В 80-х вернулся в Америку, получил определенную известность в Нью-Йорке, развив невероятно кипучую деятельность: писал пейзажи и уличные зарисовки, сочинял стихи, критические обзоры творчества современных поэтов и художников, переводил с французского Бодлера и Рембо. В артистических кругах ЛеВиана знали как полиглота и космополита, как я мог судить, прославился он не столько собственно творчеством, сколько необычной манерой одеваться и эксцентричными поступками. Например, вместо обычного сюртука ЛеВиан частенько надевал камзол, сшитый по моде конца XVIII века, гусарский ментик, монашескую рясу или даже римскую тогу.

Много шума наделал случай, когда он вызвал на дуэль одного известного критика за то, что тот оскорбительно отозвался о работах молодой художницы, к которой ЛеВиан испытывал теплые чувства.

Вызов был брошен при всех, прямо в галерее Американской Ассоциации Искусств на 6-й Восточной улице. Для дуэли выбрали удаленное место недалеко от Йонкерса на берегу Гудзона. Вначале было решено сражаться на шпагах, правда, секунданты быстро остановили бой, поскольку оказалось, что оба дуэлянта не владеют искусством фехтования и больше ранят себя, чем друг друга. Перепуганный критик был готов принести извинения и написать опровержение своего отзыва, но ЛеВиан настаивал на продолжении и достал два гладкоствольных пистолета начала XIX века. Видимо, у художника был знакомый антикварный дилер, усмехнулся я, который регулярно снабжал его соответствующими костюмами и реквизитом.

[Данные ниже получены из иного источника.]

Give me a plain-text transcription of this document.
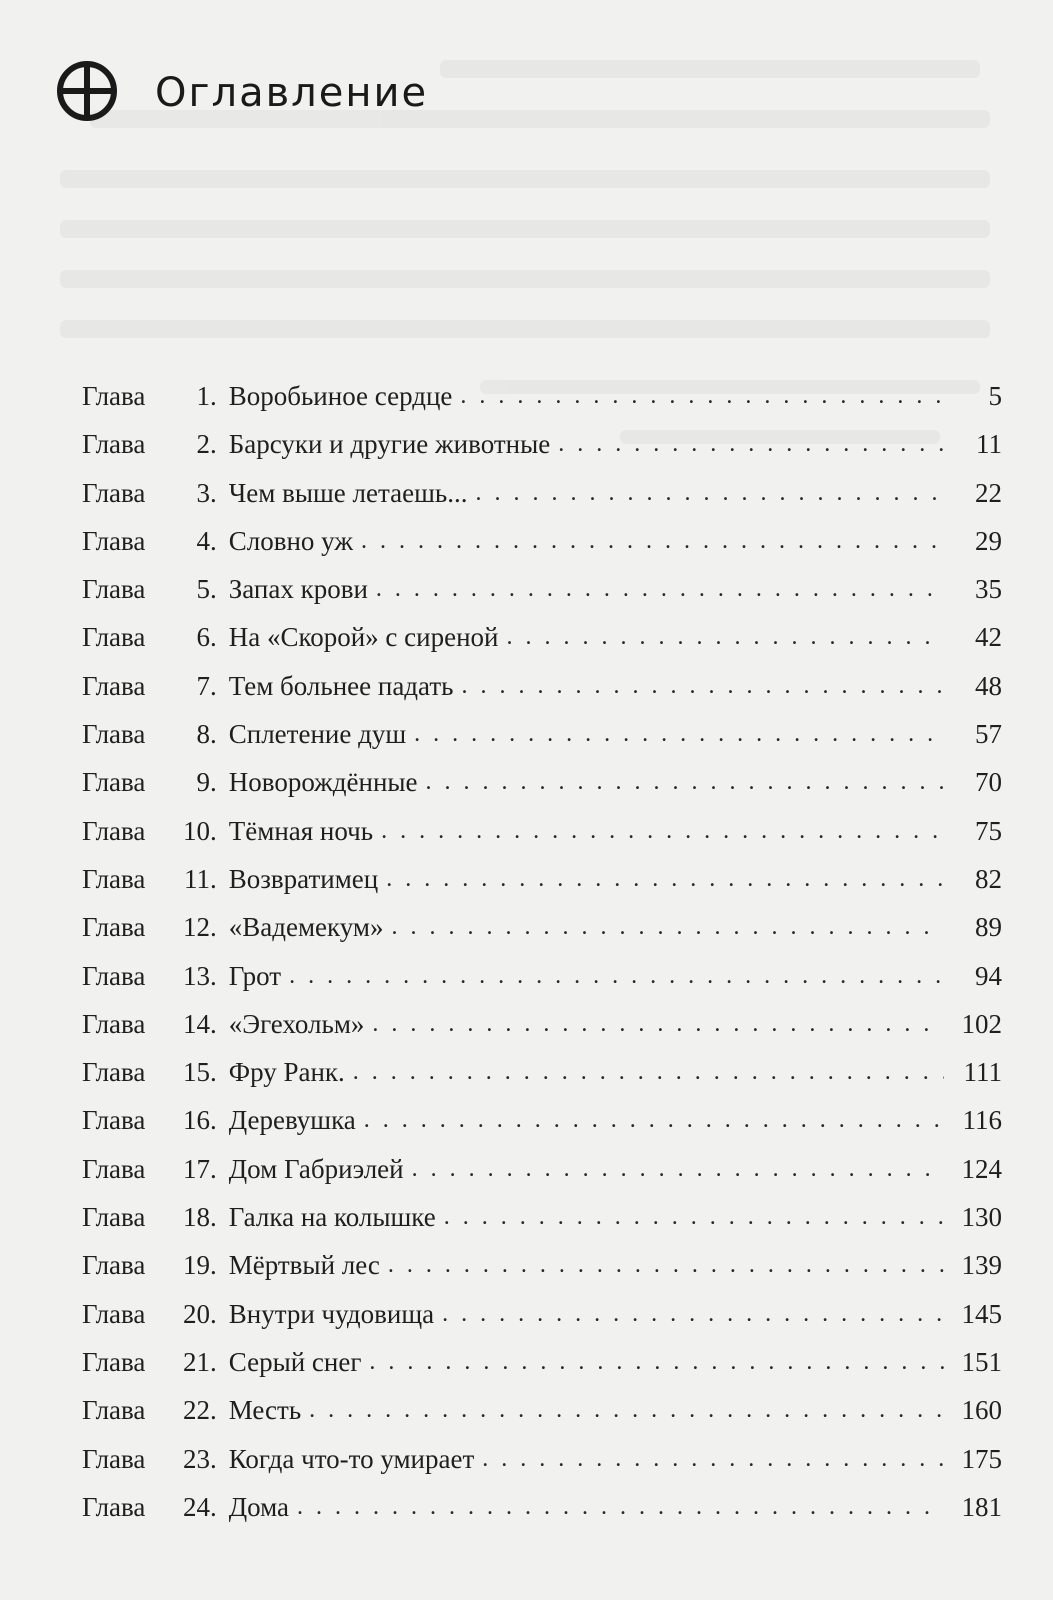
Оглавление
Глава	1 . Воробьиное сердце . . .	5
Глава	2 . Барсуки и другие животные . . .	11
Глава	3 . Чем выше летаешь... . . .	22
Глава	4 . Словно уж . . .	29
Глава	5 . Запах крови . . .	35
Глава	6 . На «Скорой» с сиреной . . .	42
Глава	7 . Тем больнее падать . . .	48
Глава	8 . Сплетение душ . . .	57
Глава	9 . Новорождённые . . .	70
Глава	10 . Тёмная ночь . . .	75
Глава	11 . Возвратимец . . .	82
Глава	12 . «Вадемекум» . . .	89
Глава	13 . Грот . . .	94
Глава	14 . «Эгехольм» . . .	102
Глава	15 . Фру Ранк. . . .	111
Глава	16 . Деревушка . . .	116
Глава	17 . Дом Габриэлей . . .	124
Глава	18 . Галка на колышке . . .	130
Глава	19 . Мёртвый лес . . .	139
Глава	20 . Внутри чудовища . . .	145
Глава	21 . Серый снег . . .	151
Глава	22 . Месть . . .	160
Глава	23 . Когда что-то умирает . . .	175
Глава	24 . Дома . . .	181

В результате пистолет ЛеВиана дал осечку, а критик промахнулся на два ярда4, едва не попав в одного из секундантов. После чего те решительно объявили дуэль состоявшейся и предложили всем вернуться на Манхеттен, чтобы отметить примирение.

На память о дуэли у ЛеВиана остался шрам на щеке от случайного удачного удара шпаги критика. Свидетели утверждали, что это была просто царапина, но художник особенно им гордился и тщательно прорисовывал на всех автопортретах.

В альбоме я нашел несколько этих самых автопортретов, а потом сравнил с настоящей фотографией ЛеВиана из книги. Безусловно, мастер себе льстил, несколько преувеличивая буйно вьющиеся кудри и одухотворенное выражение печального лица, изуродованного пресловутым шрамом. На самом деле, ему к этом времени было уже за сорок, художник явно не бедствовал и хорошо питался, о чем свидетельствовали округлившиеся щеки, подчеркнутые аккуратно подстриженной бородкой. А знаменитые кудри скорее напоминали колечки, к тому же изрядно поредевшие.